Billet invité.
Le fait de sortir d’un plan de sauvetage vaudrait-il satisfecit d’une politique en déroute ou représentera-t-il simplement un soulagement très relatif pour ceux qui en subissent les effets ? Même la seconde de ces hypothèses est hasardeuse. Après l’Irlande, l’Espagne, la Grèce et le Portugal vont chacun tenter de tourner une terrible page. Mais au-delà du symbole, rien ne va changer et le retour sur le marché n’aura rien de la rentrée triomphale annoncée.
Les banques espagnoles auront absorbé 41,3 milliards d’euros d’aide du Mécanisme européen de stabilité (MES), via l’État espagnol dont la dette aura gonflé d’autant, qu’elle soit ou non comptabilisée dans le calcul du seuil fatidique de 60%. Mais elles accumulent un taux de créances douteuses de 13% et un stock de 1,5 millions de logements reste invendu sur le marché, dont elles supportent le poids financier. Les fonds d’investissement se précipitent de l’étranger vers ces soldes de rêve mais seront loin de pouvoir tout éponger. Quel bilan peut-il être dans l’immédiat présenté ? Les mesures qualifiées par l’OCDE de « renforcement du marché de travail » ont abouti à un taux de chômage de 26,7% (la moitié des chômeurs est sans travail depuis plus d’un an). 54,4% des 16-24 ans sont au chômage. Constatant que « les indemnités de licenciement sont parmi les plus généreuses en Europe », L’OCDE préconise de les réduire. Bonne nouvelle ! « L’Espagne ne demandera pas de programme d’assistance supplémentaire », a indiqué le MES.
Après avoir bénéficié de 240 milliards d’euros de crédits, la Grèce va en 2014 redevenir « un pays normal comme les autres et retournera sur les marchés », a déclaré son premier ministre Antonis Samaras, n’ayant pas selon lui besoin de nouveaux accords d’assistance. « La dette sera officiellement déclarée viable » a-t-il étrangement ajouté en se réfugiant derrière cette reconnaissance qui s’appuie sur une très timide sortie de la profonde récession dans laquelle le pays a été plongé pendant six ans. Plus prudent, Wolfgang Schäuble, le ministre allemand des finances, a reconnu dans le quotidien Bild qu’une décision à propos de la suite des opérations sera prise mi-2014, tandis qu’un nouvel épisode de négociations tendues avec la Troïka se prépare début janvier et que le pays continue de vivre sans illusions « une crise humanitaire » comme l’a dénoncé le parti Syriza.
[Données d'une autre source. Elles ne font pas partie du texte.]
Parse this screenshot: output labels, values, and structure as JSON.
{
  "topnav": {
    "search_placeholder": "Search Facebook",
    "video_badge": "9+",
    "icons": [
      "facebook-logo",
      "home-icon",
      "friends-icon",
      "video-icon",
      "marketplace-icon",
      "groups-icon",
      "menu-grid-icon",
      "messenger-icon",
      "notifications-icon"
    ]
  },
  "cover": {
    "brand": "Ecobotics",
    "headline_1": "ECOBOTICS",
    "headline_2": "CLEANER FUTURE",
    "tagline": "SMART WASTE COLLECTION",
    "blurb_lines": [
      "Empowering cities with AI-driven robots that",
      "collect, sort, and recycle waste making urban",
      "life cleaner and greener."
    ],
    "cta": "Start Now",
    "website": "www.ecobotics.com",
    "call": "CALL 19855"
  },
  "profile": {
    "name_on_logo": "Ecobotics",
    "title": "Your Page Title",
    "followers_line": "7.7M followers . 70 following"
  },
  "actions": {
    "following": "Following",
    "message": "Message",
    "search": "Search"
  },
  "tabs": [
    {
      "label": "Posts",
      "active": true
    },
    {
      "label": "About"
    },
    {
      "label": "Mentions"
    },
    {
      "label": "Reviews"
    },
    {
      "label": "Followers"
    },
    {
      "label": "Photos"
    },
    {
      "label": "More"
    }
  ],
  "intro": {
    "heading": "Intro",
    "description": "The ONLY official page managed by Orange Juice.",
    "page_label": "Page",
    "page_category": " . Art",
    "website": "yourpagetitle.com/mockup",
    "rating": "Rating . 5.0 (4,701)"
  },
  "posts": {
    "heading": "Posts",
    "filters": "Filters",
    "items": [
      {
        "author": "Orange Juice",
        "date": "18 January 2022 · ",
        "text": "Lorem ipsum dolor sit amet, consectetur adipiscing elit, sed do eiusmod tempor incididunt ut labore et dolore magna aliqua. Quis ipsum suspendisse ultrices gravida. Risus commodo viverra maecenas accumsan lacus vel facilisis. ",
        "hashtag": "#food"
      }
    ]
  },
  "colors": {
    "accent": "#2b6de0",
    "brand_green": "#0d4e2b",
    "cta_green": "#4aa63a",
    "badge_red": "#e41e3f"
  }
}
Le programme de 78 milliards d’euros de crédits dont a bénéficié sous conditions le Portugal va se terminer en mai prochain, mais le premier ministre Pedro Passos Coelho a bâtit ses vœux de Nouvel an autour d’une idée forte : « il reste des incertitudes et des obstacles à surmonter (…) c’est une année pleine de défis ». Devant le danger que le Portugal devienne une deuxième Grèce, le commissaire européen Olli Rehn – en pleine campagne pour succéder à José Manuel Barroso à la présidence de la Commission – n’a pas fermé pas la porte à une aide supplémentaire, à condition naturellement que les réformes en cours se poursuivent. « Il est normal de s’interroger sur ce qui va arriver, mais donner une réponse à l’heure actuelle relèverait de la pure spéculation » a-t-il conclu, tout aussi évasif que Mario Draghi, le président de la BCE, qui avait précédemment évoqué un programme « dont on verra la forme qu’il prendra ».
On ne change pas une politique qui perd, devraient-ils tous reconnaître ! Avec comme seul espoir de ne pas en aggraver les effets, ayant de fait abandonné celui d’en voir avant longtemps – ou même jamais – le résultat annoncé. Tout va dans l’immédiat reposer sur la poursuite de l’accalmie enregistrée sur le marché obligataire, aux bons soins de la BCE, avec comme perspective une remontée générale des taux sous l’impact de la diminution des achats de titres de la Fed aux États-Unis, aboutissant… à une augmentation du coût de la dette.